Eighty-five percent of the United States has water that is hard enough to require softening. The chemistry of hard water is not complicated. It is simply an abundance of calcium (Ca) and magnesium (Mg) – often called “hardness minerals” – dissolved in water.
In contrast, rainfall is naturally soft water, but it does not stay soft for long; as the rain falls on the earth, it seeps through soil and rock, which is loaded with hardness minerals.
The rainwater soon turns from soft to hard. The level of hardness depends on the make-up of the rock in your water catchment area.
All rock minerals have an electrical charge. Both the hardness minerals Ca and Mg are positively charged. This an important part of understanding how a water softener works.
Why should I be concerned about hard water?
Hard water is expensive, and there are two reasons: Soap curd and scale formation. When Ca and Mg react with soap, and detergent soap curds are formed, these curds form a layer over fabrics dulling colors and making whites look gray. Curds also make individual fibers brittle, which shortens the life of the fabric and your garments.

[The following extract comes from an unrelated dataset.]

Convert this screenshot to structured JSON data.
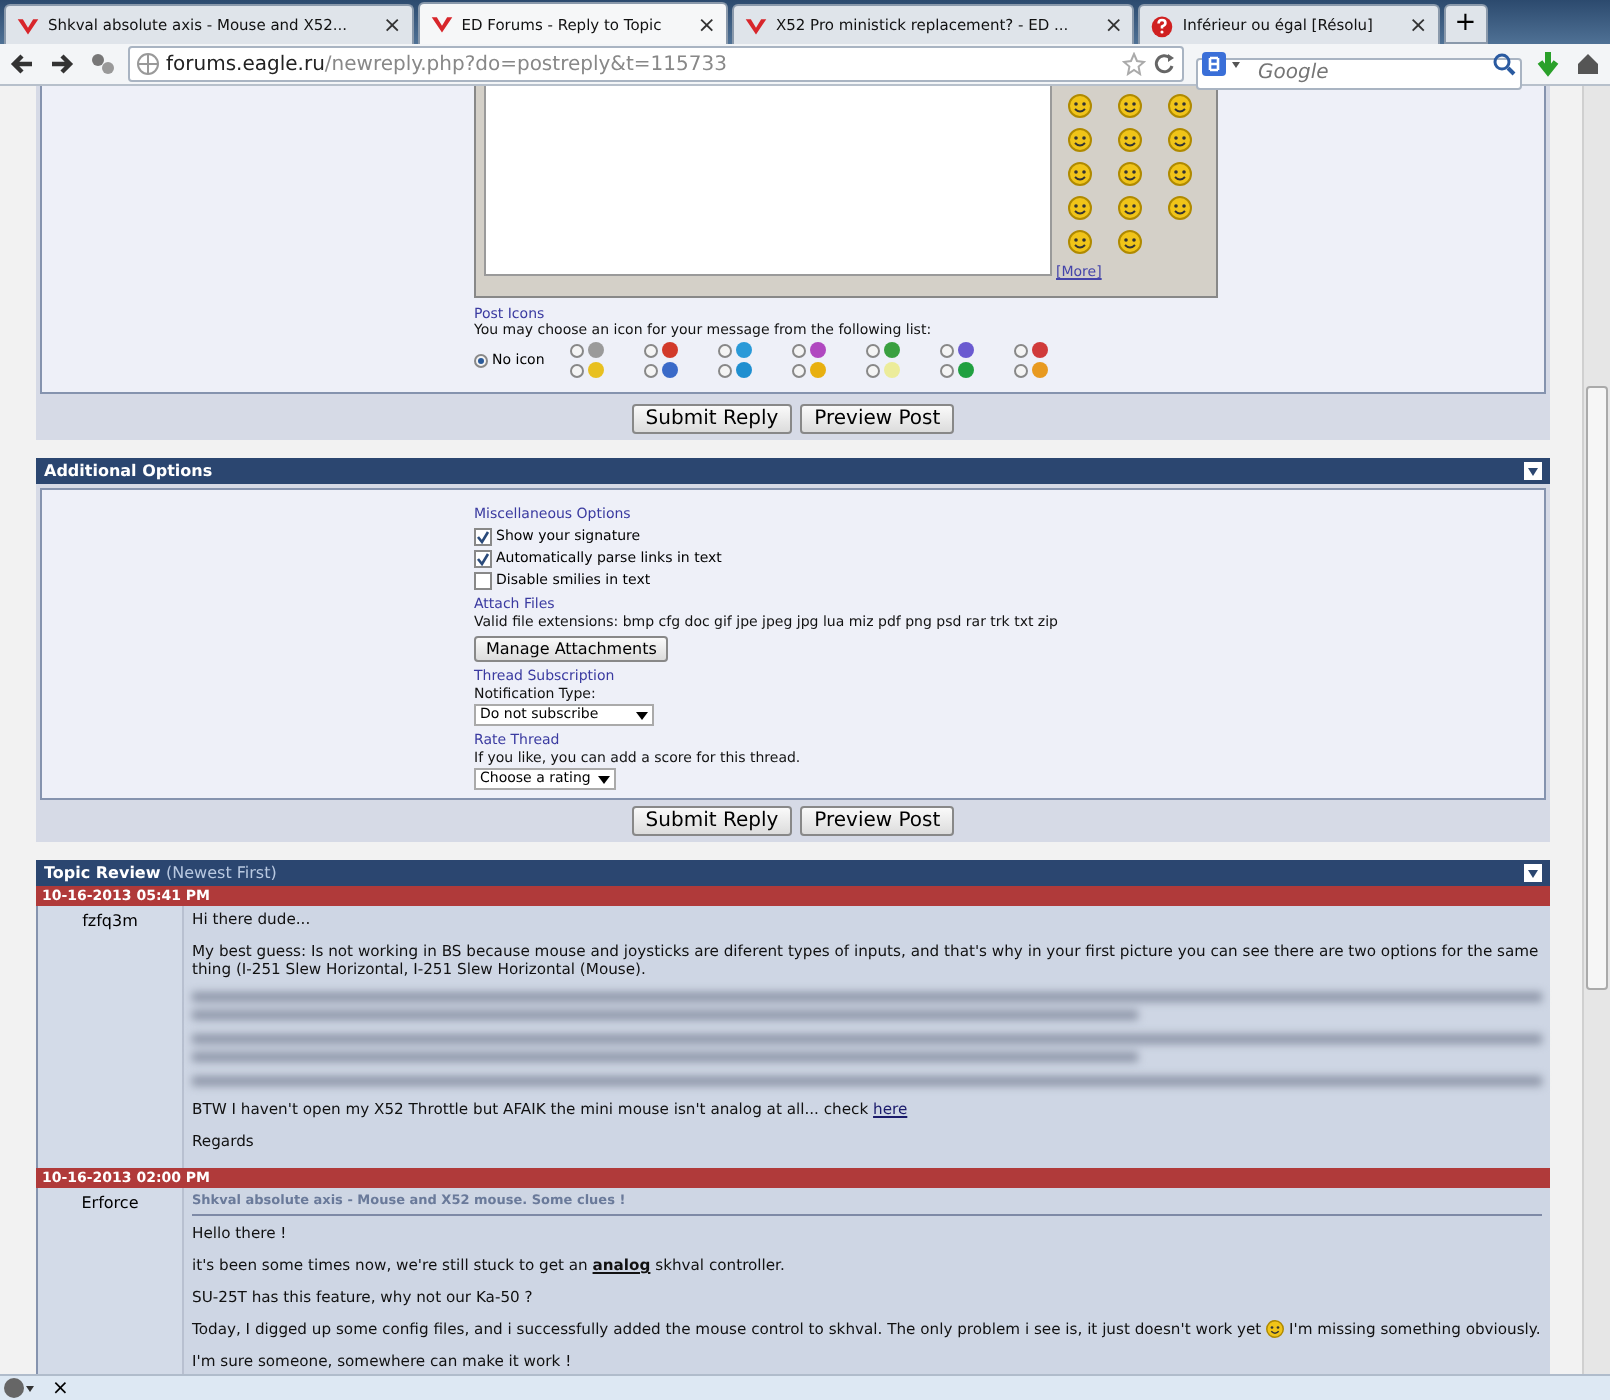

Because your detergent combines with the hardness minerals, you will have to use more detergent to make soap suds.
The other more serious problem is scale. The scale is formed as hard water is heated. As the water heats, the hardness minerals are deposited in warm water pipes, water heaters, appliances, and boilers.
If left to build up, the scale can become as hard as a rock. The result is that the heating element has to heat the rock as well as the water, using a lot more energy.
How do I know if I have hard water?
Are your sinks, toilets, tubs, dishes, and glassware marked with water stains? Is your hot water kettle always full of “fur”? Do your clothes look dull? If you answered “Yes,” then you probably have hard water.
If you want to be more accurate, you can do a home hardness test, or you could call your municipal water department and ask them to recommend an independent water testing laboratory who will tell you your exact water hardness in “Grains per Gallon” (GPG). You can use the result to calculate the size of the water softener you need for your household.
How can I do a home hardness test?
Take a screw-top jar and some pure detergent or bar soap. Half fill the jar with cold tap water. Next, sprinkle a few flakes of detergent, or scrape a few shavings of bar soap into the water. Place the lid on the jar and shake until a lather or foam forms. If there is little or no lather, your water is considered hard. Next, dip your finger into the water. Did it leave soap curd on your finger? If it did, you probably have hard water.
Conclusion：Hard Water Vs. Soft Water，Which One is Better?
Although a certain hardness of water can reduce the toxicity of metal and the incidence of cardiovascular disease, the water consumed by residents needs to be softened to avoid adverse effects caused by hard water.